Da solo, tra le feritoie della sua scrittura, dove s’intravede sempre quella che Pasolini chiamò, in uno scritto inedito del 1955 che ho pubblicato su “la Repubblica”, “La luce della Resistenza”. Così scriveva Pasolini: “Viviamo in uno strano periodo, in cui l’urgenza dell’agire non esclude, anzi, richiede assolutamente l’urgenza del capire”. Ed è proprio “l’urgenza del capire” che si agita, anche sotto la cenere, in tutto il libro di Bellosi. Non c’è nulla di ideologico in Bellosi, se per ideologia non intendiamo l’essere (umano). Bellosi è un essere umano. Anche dentro e fuori la carta di questo romanzo che alla fine raccontando un uomo e una donna, sconfitti dall’esistenza, racconta di noi. La differenza è che i protagonisti si sono accorti di essere torturati, seviziati, imprigionati, esiliati. Noi no, perché il fascismo è in questa nuova dittatura democratica che si può sintetizzare in una frase: prima c’era un muro di gomma contro cui sbattere, adesso c’è solo un muro in cui svaniamo dentro.
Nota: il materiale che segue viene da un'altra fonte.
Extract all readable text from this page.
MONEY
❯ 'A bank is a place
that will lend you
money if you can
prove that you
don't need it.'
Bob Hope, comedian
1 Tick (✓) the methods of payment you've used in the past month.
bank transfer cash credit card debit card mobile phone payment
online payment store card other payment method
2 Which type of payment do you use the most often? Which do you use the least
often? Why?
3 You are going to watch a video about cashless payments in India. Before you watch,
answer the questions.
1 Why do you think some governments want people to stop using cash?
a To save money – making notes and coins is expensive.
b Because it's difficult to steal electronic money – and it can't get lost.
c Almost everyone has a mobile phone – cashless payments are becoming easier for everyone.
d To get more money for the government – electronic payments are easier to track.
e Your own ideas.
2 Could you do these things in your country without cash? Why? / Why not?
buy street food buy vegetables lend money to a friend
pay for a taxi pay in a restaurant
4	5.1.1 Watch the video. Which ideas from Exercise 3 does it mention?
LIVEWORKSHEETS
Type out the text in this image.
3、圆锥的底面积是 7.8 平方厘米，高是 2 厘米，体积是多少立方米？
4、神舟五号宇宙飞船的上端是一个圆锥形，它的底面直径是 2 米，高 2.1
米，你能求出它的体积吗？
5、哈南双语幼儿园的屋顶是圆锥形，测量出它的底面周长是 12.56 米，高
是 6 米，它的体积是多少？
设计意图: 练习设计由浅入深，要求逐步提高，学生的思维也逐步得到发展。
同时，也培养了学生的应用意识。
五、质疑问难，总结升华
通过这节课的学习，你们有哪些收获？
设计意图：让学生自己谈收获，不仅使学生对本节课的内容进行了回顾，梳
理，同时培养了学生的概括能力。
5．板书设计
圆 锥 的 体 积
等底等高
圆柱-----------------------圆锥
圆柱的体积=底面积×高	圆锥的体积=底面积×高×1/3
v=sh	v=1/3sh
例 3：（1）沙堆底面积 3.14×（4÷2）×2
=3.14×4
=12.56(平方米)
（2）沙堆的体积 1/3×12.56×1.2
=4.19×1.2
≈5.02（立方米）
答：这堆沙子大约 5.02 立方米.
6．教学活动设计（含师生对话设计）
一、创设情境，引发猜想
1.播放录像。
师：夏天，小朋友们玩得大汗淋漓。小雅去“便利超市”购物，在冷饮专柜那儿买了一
“Sotto l’ombra di un bel fiore” è da leggere per capire che era tremendo trovarsi di fronte ad un nemico tota(e)litario, ma era anche spaventosamente vitale. Almeno sapevi chi ti torturava e a chi sparavi. Oggi chi lo sa se sono buoni o cattivi gli indiani. E se anche Bellosi scrive che “La Resistenza avevo vinto il presente e perso il futuro” è necessario leggere questo romanzo, soprrattutto è da regalare e da far leggere alle nuove generazioni che troppo spesso si ribellano dalla parte del silenzio: nelle droghe, nell’alcool, nei social network. Prendono le armi contro se stessi perché questo mondo presente è davvero assurdo. Ma è così. E’ questo. E se non faremo la storia, almeno facciamo la nostra storia senza che nessuno invisibilmente ci manipoli. In fondo è questo che ci vuole dire Bellosi. E non è poco. Certe volte non basta essere primi in classifica o vincere premi letterari. Certe volte è obbligatorio, cioè umano, donare se stessi: ad ogni riga, ad ogni parola, ad ogni punto, non solo per estetica di scrittura ma per diventare il magma di una nuova azione popolare e, in fondo, profondamente cristiana.